BY CHRIS JOHNSON | Amid growing revelations that Russia engaged in cyberattacks on the United States to influence the election in favor of Donald Trump, President Obama said Russia can only succeed in changing America if the nation adopts values like believing it’s OK to “discriminate against people because of their faith or what they look like.”
Obama made the remarks Friday during his final news conference of 2016 when asked if he would declassify intelligence briefings revealing Russia’s role in hacking the emails of the Democratic National Committee and Hillary Clinton campaign chair John Podesta — as well as information on whether Vladimir Putin himself was responsible for directing it.
“They can impact us if we abandon our values,” Obama said. “Mr. Putin can weaken us just like he’s trying to weaken Europe if we start buying into notions that it’s OK to intimidate the press, or lock up dissidents, or discriminate against people because of their faith or what they look like.”
Although Obama didn’t explicitly mention anti-LGBT discrimination, such persecution is among the human rights violations in Russia. The State Department’s 2015 report on Human Rights Practices found “continuing violence against LGBTI individuals” and LGBT activists who reported “threats and attacks in public” to which the police often won’t respond.
In 2013, Russia enacted a notoriously anti-gay law criminalizing the “propaganda” of non-traditional sexual relations to minors, which effectively limits the rights of free expression to advocate for LGBT people.
Obama made an implicit comparison between Putin and Trump. The president-elect campaigned on criticizing the media as “dishonest,” a pledge to ban Muslims from entering the United States and demonizing Mexicans as criminals and rapists.

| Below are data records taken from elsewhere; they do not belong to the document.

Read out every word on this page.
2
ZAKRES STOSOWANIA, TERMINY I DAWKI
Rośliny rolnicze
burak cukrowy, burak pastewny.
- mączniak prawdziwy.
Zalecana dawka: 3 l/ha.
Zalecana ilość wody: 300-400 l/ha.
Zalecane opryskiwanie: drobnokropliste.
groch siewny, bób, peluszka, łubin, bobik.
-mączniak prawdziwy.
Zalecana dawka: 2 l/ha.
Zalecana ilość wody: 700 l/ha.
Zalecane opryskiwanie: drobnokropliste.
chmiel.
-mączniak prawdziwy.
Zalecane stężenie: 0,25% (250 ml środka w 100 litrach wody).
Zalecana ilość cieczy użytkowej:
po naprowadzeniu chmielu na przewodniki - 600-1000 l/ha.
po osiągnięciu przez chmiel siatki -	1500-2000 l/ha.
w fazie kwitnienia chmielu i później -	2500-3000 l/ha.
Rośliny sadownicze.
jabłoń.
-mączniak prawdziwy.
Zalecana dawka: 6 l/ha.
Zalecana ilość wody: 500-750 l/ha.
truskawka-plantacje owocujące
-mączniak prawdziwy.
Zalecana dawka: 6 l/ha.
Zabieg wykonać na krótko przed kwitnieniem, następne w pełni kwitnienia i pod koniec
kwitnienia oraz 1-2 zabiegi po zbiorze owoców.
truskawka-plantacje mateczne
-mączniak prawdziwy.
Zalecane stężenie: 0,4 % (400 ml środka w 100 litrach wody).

But Obama also cautioned against placing too much weight on the impact of Russia on the election, saying the real problem in the United States is a “hyper-partisan” political culture.
“The Russians can’t change us or significantly weaken us,” Obama said. “They are a smaller country, they are a weaker country, their economy doesn’t produce anything that anybody wants to buy except oil and gas and arms. They don’t innovate.”
Citing a poll by the Economist and YouGov finding a growing number of Republicans, now 37 percent, approve of Putin, Obama quipped, “Ronald Reagan would roll over in his grave.”
“And how did that happen?” Obama added. “It happened in part because for too long, everything that happens in this town, everything that’s said is seen through the lens of does this help or hurt us relative to Democrats or relative to President Obama. And unless that changes, we’re going to continue to be vulnerable to foreign influence because we’ve lost track of what it is that we’re about and what we stand for.”
In the aftermath of an NBC News report that Putin himself was responsible for directing the cyberattacks, Obama initially declined to say whether the order came from Putin. Pressed on the issue, Obama conceded, “Not much happens in Russia without Vladimir Putin.”
“This is a pretty hierarchical operation,” Obama said. “Last I checked, there’s not a lot of debate and democratic deliberation, particularly when it comes to policies directed at the United States. We have said and I will confirm that this happened at the highest levels of the Russian government and I will let you make that determination as to whether there are high-level Russian officials who go off rogue and decide to tamper with the U.S. election process without Vladimir Putin knowing about it.”
On the issue of whether cyberattacks directly influenced the vote counts on Election Day in favor of Donald Trump, Obama said “we feel confident that that didn’t occur and that the votes were cast and they were counted.”